Neppure i comuni del Nord sono messi molto bene. Alla fine del 2011 il Sole 24 Ore aveva pubblicato la classifica delle città più indebitate. Tuttora quella classifica è usata da Beppe Grillo come clava critica contro le amministrazioni comunali. Da quei dati Milano aveva un debito di 3 miliardi e 931 milioni, Torino uno di 3 miliardi e 200 milioni, Genova 1 miliardo e 328 milioni. Fra le metropoli del Sud, Napoli batte tutti con un miliardo e mezzo di debito. La classifica risale, appunto, alla fine del 2011. I sindaci giurano di aver fatto il possibile per la riduzione di quei fardelli, ma le uniche notizie che ci arrivano riguardano tagli e aumenti di tariffe per far fronte a situazioni più o meno “emergenziali”. Visto che i comuni del Nord devono rispettare un patto di stabilità, devono ricorrere per forza a un rialzo delle tasse per coprire i loro buchi.

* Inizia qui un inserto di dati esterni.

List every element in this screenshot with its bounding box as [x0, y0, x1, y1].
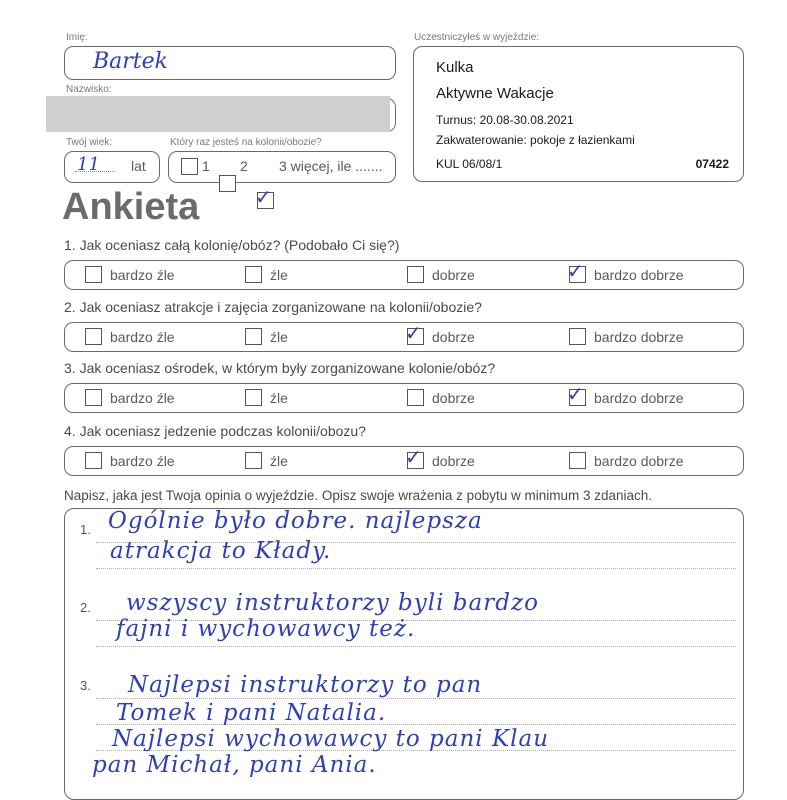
rating-checkbox[interactable] — [569, 452, 586, 469]
handwritten-line: pan Michał, pani Ania. — [92, 752, 377, 778]
question-4-options — [64, 446, 744, 476]
ktory-raz-label: Który raz jesteś na kolonii/obozie? — [170, 137, 322, 148]
wiek-field[interactable] — [64, 151, 160, 183]
rating-checkbox[interactable] — [567, 259, 586, 283]
rating-option-label: źle — [270, 328, 288, 345]
rating-option-label: dobrze — [432, 452, 475, 469]
rating-option-label: źle — [270, 452, 288, 469]
question-3-options — [64, 383, 744, 413]
rating-option[interactable] — [85, 266, 175, 283]
handwritten-line: Najlepsi instruktorzy to pan — [128, 672, 483, 698]
handwritten-line: wszyscy instruktorzy byli bardzo — [126, 590, 539, 616]
dotted-line — [96, 568, 736, 569]
tour-name: Kulka — [436, 59, 474, 76]
rating-checkbox[interactable] — [567, 382, 586, 406]
rating-option-label: bardzo źle — [110, 328, 175, 345]
handwritten-line: Tomek i pani Natalia. — [116, 700, 387, 726]
rating-option[interactable] — [245, 266, 288, 283]
check-mark-icon: ✓ — [255, 185, 272, 209]
handwritten-line: Ogólnie było dobre. najlepsza — [108, 508, 483, 534]
tour-label: Uczestniczyłeś w wyjeździe: — [414, 32, 540, 43]
rating-checkbox[interactable] — [85, 389, 102, 406]
check-mark-icon: ✓ — [567, 382, 584, 406]
opinion-number-3: 3. — [80, 678, 91, 693]
rating-option-label: bardzo źle — [110, 389, 175, 406]
ktory-raz-checkbox-1[interactable] — [181, 158, 198, 175]
rating-option-label: dobrze — [432, 266, 475, 283]
rating-checkbox[interactable] — [85, 328, 102, 345]
handwritten-line: atrakcja to Kłady. — [110, 538, 332, 564]
ktory-raz-option-2: 2 — [240, 158, 248, 174]
rating-checkbox[interactable] — [85, 452, 102, 469]
rating-option-label: bardzo dobrze — [594, 389, 684, 406]
question-2-text: 2. Jak oceniasz atrakcje i zajęcia zorganizowane na kolonii/obozie? — [64, 299, 482, 315]
handwritten-line: fajni i wychowawcy też. — [116, 616, 416, 642]
opinion-number-1: 1. — [80, 522, 91, 537]
ktory-raz-checkbox-2[interactable] — [219, 175, 236, 192]
question-1-text: 1. Jak oceniasz całą kolonię/obóz? (Podobało Ci się?) — [64, 237, 400, 253]
check-mark-icon: ✓ — [405, 445, 422, 469]
nazwisko-label: Nazwisko: — [66, 84, 112, 95]
rating-option[interactable] — [567, 259, 684, 283]
rating-option-label: bardzo dobrze — [594, 452, 684, 469]
rating-option[interactable] — [245, 389, 288, 406]
wiek-value: 11 — [77, 154, 100, 175]
rating-option[interactable] — [407, 389, 475, 406]
question-4-text: 4. Jak oceniasz jedzenie podczas kolonii/obozu? — [64, 423, 366, 439]
rating-checkbox[interactable] — [569, 328, 586, 345]
tour-box — [413, 46, 744, 182]
rating-option-label: bardzo źle — [110, 452, 175, 469]
ktory-raz-field[interactable] — [168, 151, 396, 209]
dotted-line — [96, 646, 736, 647]
rating-checkbox[interactable] — [407, 389, 424, 406]
question-1-options — [64, 260, 744, 290]
redaction-box — [46, 96, 390, 132]
rating-option-label: dobrze — [432, 389, 475, 406]
rating-checkbox[interactable] — [405, 321, 424, 345]
check-mark-icon: ✓ — [567, 259, 584, 283]
imie-value: Bartek — [93, 49, 168, 74]
tour-turnus: Turnus: 20.08-30.08.2021 — [436, 113, 574, 127]
tour-program: Aktywne Wakacje — [436, 85, 554, 102]
rating-option[interactable] — [245, 328, 288, 345]
wiek-label: Twój wiek: — [66, 137, 113, 148]
handwritten-line: Najlepsi wychowawcy to pani Klau — [112, 726, 550, 752]
rating-checkbox[interactable] — [245, 328, 262, 345]
rating-checkbox[interactable] — [405, 445, 424, 469]
rating-checkbox[interactable] — [85, 266, 102, 283]
question-3-text: 3. Jak oceniasz ośrodek, w którym były zorganizowane kolonie/obóz? — [64, 360, 496, 376]
rating-option-label: bardzo źle — [110, 266, 175, 283]
imie-field[interactable] — [64, 46, 396, 80]
imie-label: Imię: — [66, 32, 88, 43]
rating-checkbox[interactable] — [245, 452, 262, 469]
check-mark-icon: ✓ — [405, 321, 422, 345]
opinion-prompt: Napisz, jaka jest Twoja opinia o wyjeździe. Opisz swoje wrażenia z pobytu w minimum 3 zdaniach. — [64, 488, 653, 503]
rating-option[interactable] — [85, 452, 175, 469]
tour-code: KUL 06/08/1 — [436, 157, 503, 171]
rating-option-label: bardzo dobrze — [594, 328, 684, 345]
rating-option[interactable] — [567, 382, 684, 406]
rating-option[interactable] — [405, 321, 475, 345]
rating-checkbox[interactable] — [407, 266, 424, 283]
rating-option[interactable] — [245, 452, 288, 469]
rating-checkbox[interactable] — [245, 266, 262, 283]
opinion-number-2: 2. — [80, 600, 91, 615]
tour-number: 07422 — [695, 157, 729, 171]
tour-accommodation: Zakwaterowanie: pokoje z łazienkami — [436, 133, 635, 147]
rating-option[interactable] — [85, 328, 175, 345]
rating-option-label: źle — [270, 389, 288, 406]
wiek-dotted-line — [75, 171, 115, 172]
rating-option[interactable] — [569, 328, 684, 345]
ktory-raz-option-3: 3 więcej, ile ....... — [279, 158, 383, 174]
wiek-unit: lat — [131, 158, 146, 174]
question-2-options — [64, 322, 744, 352]
page-title: Ankieta — [62, 186, 200, 228]
ktory-raz-option-1: 1 — [202, 158, 210, 174]
rating-option-label: dobrze — [432, 328, 475, 345]
rating-option[interactable] — [569, 452, 684, 469]
dotted-line — [96, 698, 736, 699]
ktory-raz-checkbox-3[interactable] — [255, 185, 274, 209]
rating-option-label: źle — [270, 266, 288, 283]
rating-option[interactable] — [85, 389, 175, 406]
rating-option[interactable] — [407, 266, 475, 283]
rating-option[interactable] — [405, 445, 475, 469]
rating-checkbox[interactable] — [245, 389, 262, 406]
rating-option-label: bardzo dobrze — [594, 266, 684, 283]
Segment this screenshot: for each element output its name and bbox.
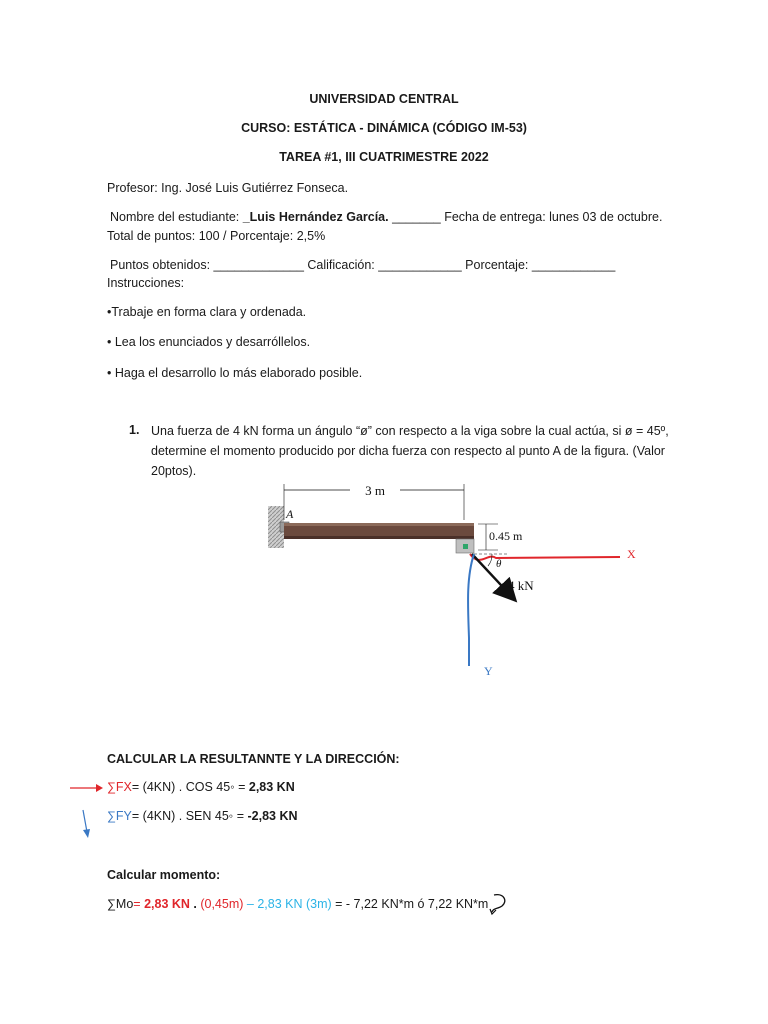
instruction-item: •Trabaje en forma clara y ordenada. <box>107 305 307 319</box>
fx-expression: = (4KN) . COS 45◦ = <box>131 780 249 794</box>
blue-arrow-icon <box>80 808 94 840</box>
force-label: 4 kN <box>508 578 534 593</box>
mo-equals: = <box>133 897 145 911</box>
point-a-label: A <box>286 507 294 521</box>
x-axis-label: X <box>627 547 636 561</box>
y-axis-label: Y <box>484 664 493 678</box>
instruction-item: • Lea los enunciados y desarróllelos. <box>107 335 311 349</box>
moment-line <box>107 897 488 911</box>
x-axis-line <box>470 554 620 560</box>
course-title: CURSO: ESTÁTICA - DINÁMICA (CÓDIGO IM-53) <box>241 121 527 135</box>
mo-label: ∑Mo <box>107 897 134 911</box>
fx-result: 2,83 KN <box>248 780 295 794</box>
instructions-title: Instrucciones: <box>107 276 185 290</box>
mo-dot: . <box>189 897 201 911</box>
professor-line: Profesor: Ing. José Luis Gutiérrez Fonseca. <box>107 181 349 195</box>
fy-expression: = (4KN) . SEN 45◦ = <box>131 809 248 823</box>
y-axis-line <box>468 554 474 666</box>
student-prefix: Nombre del estudiante: <box>110 210 243 224</box>
fy-result: -2,83 KN <box>247 809 298 823</box>
dim-3m-label: 3 m <box>365 483 385 498</box>
student-line <box>110 210 662 224</box>
total-points: Total de puntos: 100 / Porcentaje: 2,5% <box>107 229 326 243</box>
fx-label: ∑FX <box>107 780 132 794</box>
student-suffix: _______ Fecha de entrega: lunes 03 de octubre. <box>388 210 663 224</box>
dim-045m-label: 0.45 m <box>489 529 523 543</box>
question-text: Una fuerza de 4 kN forma un ángulo “ø” con respecto a la viga sobre la cual actúa, si ø = 45º, determine el momento producido por dicha fuerza con respecto al punto A de la figura. (Valor 20ptos). <box>151 424 669 478</box>
resultant-title: CALCULAR LA RESULTANNTE Y LA DIRECCIÓN: <box>107 752 400 766</box>
student-name: _Luis Hernández García. <box>242 210 389 224</box>
mo-term1: 2,83 KN <box>144 897 190 911</box>
mo-term2: (0,45m) <box>200 897 244 911</box>
red-arrow-icon <box>70 781 106 795</box>
angle-label: θ <box>496 558 502 570</box>
grades-line: Puntos obtenidos: _____________ Calificación: ____________ Porcentaje: ____________ <box>110 258 616 272</box>
assignment-title: TAREA #1, III CUATRIMESTRE 2022 <box>279 150 489 164</box>
instruction-item: • Haga el desarrollo lo más elaborado posible. <box>107 366 363 380</box>
university-title: UNIVERSIDAD CENTRAL <box>309 92 459 106</box>
mo-result: = - 7,22 KN*m ó 7,22 KN*m <box>331 897 489 911</box>
fx-line <box>107 780 295 794</box>
moment-title: Calcular momento: <box>107 868 221 882</box>
question-number: 1. <box>129 423 140 437</box>
beam-figure <box>260 478 660 688</box>
fy-label: ∑FY <box>107 809 132 823</box>
mo-minus: – <box>243 897 258 911</box>
clockwise-moment-icon <box>488 892 510 916</box>
mo-term3: 2,83 KN (3m) <box>257 897 332 911</box>
fy-line <box>107 809 298 823</box>
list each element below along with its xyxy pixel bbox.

Ma la soluzione è sempre quella. Il comune italiano non è un ente che possa concedersi il lusso di fallire. Lo si deve salvare a tutti i costi coi soldi dei cittadini locali o nazionali, oppure spalmando il debito su tutti gli italiani. Nessun sindaco, in un sistema del genere, avrebbe un qualsivoglia incentivo a un’amministrazione più oculata. Ben venga l’esempio di Detroit, che ora è costretta a rinascere, con l’ingegno, coi soldi di investitori volontari, con la lezione appena impartita di una bancarotta, che faccia da monito a tutte le prossime amministrazioni. “Fallimento” è sempre una brutta parola, ma non muore nessuno: è una caduta da cui ci si può rialzare. Noi non possiamo cadere, ma per questo veniamo strozzati da tasse e debiti.